— Вы всегда обедаете с ней порознь? — спросил его Хейнц.
— С кем? — растерялся Скинто.
— С Жюстин. Вашу девушку ведь зовут Жюстин, верно?
— Верно, — Скинто нахмурился, пытаясь вспомнить, о чём спросил его Хейнц прежде.
— Обычно они обедают вместе, — ответил за него Лари Эншо.
— Почему сейчас вы не с ней? — спросил Хейнц Скинто.
«Да, точно, чёрт возьми. Почему?» — подумала Жюстин.
— Что значит, почему? — спросил Скинто, даже не пытаясь скрыть, что относится к этому разговору так, словно в вопросе скрыт какой-то подвох, который он не может понять, но чувствует.
— Только не говорите, что бросили свою девушку лишь потому, что на фабрику приехал писатель, — сказал ему Хейнц.
— Я не бросал.
— Но сидите за столом, за которым сижу я.

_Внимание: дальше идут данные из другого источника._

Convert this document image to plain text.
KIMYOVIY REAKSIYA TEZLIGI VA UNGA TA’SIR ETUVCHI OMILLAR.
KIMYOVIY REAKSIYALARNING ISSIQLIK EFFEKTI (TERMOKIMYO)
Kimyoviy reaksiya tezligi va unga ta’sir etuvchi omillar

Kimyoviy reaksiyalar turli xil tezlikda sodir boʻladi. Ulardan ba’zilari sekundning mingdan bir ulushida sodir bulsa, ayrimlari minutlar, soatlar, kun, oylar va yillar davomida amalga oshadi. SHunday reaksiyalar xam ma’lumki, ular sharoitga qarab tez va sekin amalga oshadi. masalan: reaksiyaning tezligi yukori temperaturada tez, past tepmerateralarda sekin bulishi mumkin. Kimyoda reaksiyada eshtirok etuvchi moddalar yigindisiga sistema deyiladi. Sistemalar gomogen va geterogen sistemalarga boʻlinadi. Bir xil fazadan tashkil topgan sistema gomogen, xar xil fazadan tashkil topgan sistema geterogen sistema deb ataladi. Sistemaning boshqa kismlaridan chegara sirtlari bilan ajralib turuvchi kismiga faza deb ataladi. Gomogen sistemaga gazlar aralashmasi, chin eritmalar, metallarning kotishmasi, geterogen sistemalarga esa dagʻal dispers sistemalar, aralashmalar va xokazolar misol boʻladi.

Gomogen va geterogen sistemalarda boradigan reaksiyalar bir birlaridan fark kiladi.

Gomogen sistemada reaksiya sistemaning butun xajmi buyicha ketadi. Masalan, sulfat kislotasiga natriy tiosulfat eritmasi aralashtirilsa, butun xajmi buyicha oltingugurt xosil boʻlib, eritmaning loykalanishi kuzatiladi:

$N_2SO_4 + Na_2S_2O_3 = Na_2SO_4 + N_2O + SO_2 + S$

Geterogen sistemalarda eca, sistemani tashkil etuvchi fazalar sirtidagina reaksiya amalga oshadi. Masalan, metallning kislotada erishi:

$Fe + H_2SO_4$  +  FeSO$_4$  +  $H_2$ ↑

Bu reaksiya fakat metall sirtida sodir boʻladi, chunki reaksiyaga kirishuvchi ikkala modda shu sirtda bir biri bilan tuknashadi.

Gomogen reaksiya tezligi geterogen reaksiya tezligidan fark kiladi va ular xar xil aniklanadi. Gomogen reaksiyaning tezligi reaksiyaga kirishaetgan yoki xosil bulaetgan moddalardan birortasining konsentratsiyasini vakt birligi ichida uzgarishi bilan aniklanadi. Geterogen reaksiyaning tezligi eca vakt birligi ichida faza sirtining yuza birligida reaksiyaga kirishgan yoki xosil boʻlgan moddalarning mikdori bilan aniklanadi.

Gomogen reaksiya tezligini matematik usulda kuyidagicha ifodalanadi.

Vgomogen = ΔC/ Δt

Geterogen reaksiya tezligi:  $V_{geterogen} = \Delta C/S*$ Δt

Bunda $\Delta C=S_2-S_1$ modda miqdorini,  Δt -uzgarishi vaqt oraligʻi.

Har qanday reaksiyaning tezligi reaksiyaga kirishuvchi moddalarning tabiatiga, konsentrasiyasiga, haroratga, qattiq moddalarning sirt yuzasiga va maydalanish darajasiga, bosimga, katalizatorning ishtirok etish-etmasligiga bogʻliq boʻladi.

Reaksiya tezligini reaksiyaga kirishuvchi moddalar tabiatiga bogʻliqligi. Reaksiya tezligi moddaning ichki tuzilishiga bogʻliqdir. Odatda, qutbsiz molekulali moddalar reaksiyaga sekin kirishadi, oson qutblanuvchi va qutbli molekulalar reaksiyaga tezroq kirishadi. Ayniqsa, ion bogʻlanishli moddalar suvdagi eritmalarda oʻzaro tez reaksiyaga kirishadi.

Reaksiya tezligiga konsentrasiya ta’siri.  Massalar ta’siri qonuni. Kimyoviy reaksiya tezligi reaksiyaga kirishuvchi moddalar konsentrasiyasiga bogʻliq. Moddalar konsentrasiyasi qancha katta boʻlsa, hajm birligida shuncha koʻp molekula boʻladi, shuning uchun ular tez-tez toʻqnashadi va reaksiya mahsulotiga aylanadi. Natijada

— Все сидят за этим столом.
— Не все. Ваша девушка…
— Думаю, она сейчас одна из-за того, что случилось утром.
— А что случилось утром?
— Её разговор с вами… с нами…
— И что не так в том разговоре?
— Ну, как же… — Скинто растерянно уставился на Лари Эншо, ища поддержки, но Эншо молчал. — Она ведь… Она… она разбила репликатор, — сказал Скинто первое, что пришло на ум.
— До этого никто не разбивал репликаторов?
— Разбивали, — Скинто покосился на управляющего. — В смысле, всякое бывает.
— И в наказание вы заставляете этого человека обедать одного? — Хейнц не то издевался, не то злился — понять было невозможно.
— Нет, конечно, — натянуто рассмеялся Скинто, но никто не поддержал его, словно теперь он сам был в одном шаге от того, чтобы стать ренегатом, как прежде стала Жюстин.
— Значит, всё дело во мне? — спросил Хейнц.
— Наверно, — сказал Скинто, решив, что такой ответ будет лучше, чем ещё одна глупая фраза. В конце концов, здесь все плясали под дудку этого писателя. Почему он должен отличаться?
— Печально, что ради меня вы бросили свою девушку, — сказал ему Хейнц.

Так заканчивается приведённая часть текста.